Inserting Isatin (1H indole 2,3-dione) stands out as an exceptionally captivating element in the realm of drug design and development. Hence, there has been a notable focus in numerous anticancer studies on investigating the potential of various derivatives of Isatin (1H indole 2,3-dione), including imines, hydrazones, thiosemicarbazones, and other compounds. Therefore, to develop new compounds with anticipated high activity, a novel series of 40 Isatin derivatives have undergone 3D-QSAR studies as potent anticancer agents against the leukemia cell line (K562). This approach has been pursued due to the significant importance placed on exploring the potential of these derivatives. Through the analysis of graphical contour maps, the generated models yielded favorable statistical outcomes and provided valuable insights into the structural elements that exert a significant influence on the activity. Furthermore, both CoMFA and CoMSIA models have shown suitable reliabilities (q²  =  0.689, 0.772, respectively) and predictive abilities (r²pred  =  0.780, 0.892, respectively). As a result, the design of five new compounds (T1–T5) based on the Isatin moiety, which exhibited remarkable inhibitory activity, has successfully been accomplished.
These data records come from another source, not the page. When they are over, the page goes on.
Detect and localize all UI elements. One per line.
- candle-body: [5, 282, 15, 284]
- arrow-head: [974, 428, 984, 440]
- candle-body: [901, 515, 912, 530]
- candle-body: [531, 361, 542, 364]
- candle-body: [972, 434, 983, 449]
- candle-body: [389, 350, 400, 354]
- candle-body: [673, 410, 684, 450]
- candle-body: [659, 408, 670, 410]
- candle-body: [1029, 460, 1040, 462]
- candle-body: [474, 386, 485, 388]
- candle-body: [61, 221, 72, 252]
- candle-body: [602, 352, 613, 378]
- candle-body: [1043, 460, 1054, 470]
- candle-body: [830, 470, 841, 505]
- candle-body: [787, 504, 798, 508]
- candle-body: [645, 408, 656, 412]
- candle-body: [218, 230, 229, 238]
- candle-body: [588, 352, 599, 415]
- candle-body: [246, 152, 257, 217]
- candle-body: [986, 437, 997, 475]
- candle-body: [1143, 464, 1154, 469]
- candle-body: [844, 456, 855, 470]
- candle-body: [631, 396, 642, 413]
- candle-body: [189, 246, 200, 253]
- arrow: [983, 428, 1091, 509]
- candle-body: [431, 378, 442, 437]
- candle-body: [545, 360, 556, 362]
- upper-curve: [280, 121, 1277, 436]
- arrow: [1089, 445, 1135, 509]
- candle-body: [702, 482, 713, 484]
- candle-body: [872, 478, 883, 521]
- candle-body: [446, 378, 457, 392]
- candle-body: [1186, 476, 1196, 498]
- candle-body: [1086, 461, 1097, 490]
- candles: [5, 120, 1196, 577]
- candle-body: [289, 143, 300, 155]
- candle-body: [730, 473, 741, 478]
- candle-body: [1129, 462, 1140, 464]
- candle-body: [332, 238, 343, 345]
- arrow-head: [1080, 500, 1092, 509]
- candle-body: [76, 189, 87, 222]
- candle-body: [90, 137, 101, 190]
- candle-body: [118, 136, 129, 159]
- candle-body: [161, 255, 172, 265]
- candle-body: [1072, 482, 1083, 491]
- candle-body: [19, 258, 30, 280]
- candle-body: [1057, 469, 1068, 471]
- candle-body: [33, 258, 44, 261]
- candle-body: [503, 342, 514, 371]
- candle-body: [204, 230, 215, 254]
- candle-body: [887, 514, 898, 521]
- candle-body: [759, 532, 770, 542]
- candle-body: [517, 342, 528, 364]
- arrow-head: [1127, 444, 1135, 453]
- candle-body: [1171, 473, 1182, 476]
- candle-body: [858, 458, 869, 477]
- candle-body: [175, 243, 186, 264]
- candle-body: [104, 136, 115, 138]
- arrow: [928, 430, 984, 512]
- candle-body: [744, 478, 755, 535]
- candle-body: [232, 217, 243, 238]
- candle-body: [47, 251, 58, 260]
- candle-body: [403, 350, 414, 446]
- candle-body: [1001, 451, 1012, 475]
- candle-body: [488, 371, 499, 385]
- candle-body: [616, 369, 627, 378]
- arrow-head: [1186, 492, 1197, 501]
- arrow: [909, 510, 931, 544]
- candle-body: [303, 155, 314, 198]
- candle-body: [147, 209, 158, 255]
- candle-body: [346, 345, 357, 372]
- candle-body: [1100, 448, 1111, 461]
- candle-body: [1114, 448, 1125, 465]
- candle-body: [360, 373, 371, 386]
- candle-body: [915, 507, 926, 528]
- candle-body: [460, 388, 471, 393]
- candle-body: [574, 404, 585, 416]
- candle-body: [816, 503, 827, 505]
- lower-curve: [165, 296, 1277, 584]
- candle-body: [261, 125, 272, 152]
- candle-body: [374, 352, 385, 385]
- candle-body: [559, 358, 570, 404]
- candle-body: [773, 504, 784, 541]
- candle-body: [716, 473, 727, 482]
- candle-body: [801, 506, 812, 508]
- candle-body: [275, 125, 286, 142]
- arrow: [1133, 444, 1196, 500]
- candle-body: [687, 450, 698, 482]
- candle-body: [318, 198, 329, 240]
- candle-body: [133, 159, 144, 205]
Accordingly, molecular docking and molecular dynamics (MD) simulations of 100 ns have been utilized to examine the interaction mechanism and conformational changes of the newly designed compounds at the binding site of BCR-ABL tyrosine kinase. MD simulation revealed that both compounds T1 and T2 formed stable complexes with BCR-ABL. Additionally, the assessment of the in-silico pharmacokinetic parameters indicates favorable ADMET properties. These findings hold promise for the future development of potent BCR-ABL tyrosine kinase inhibitors.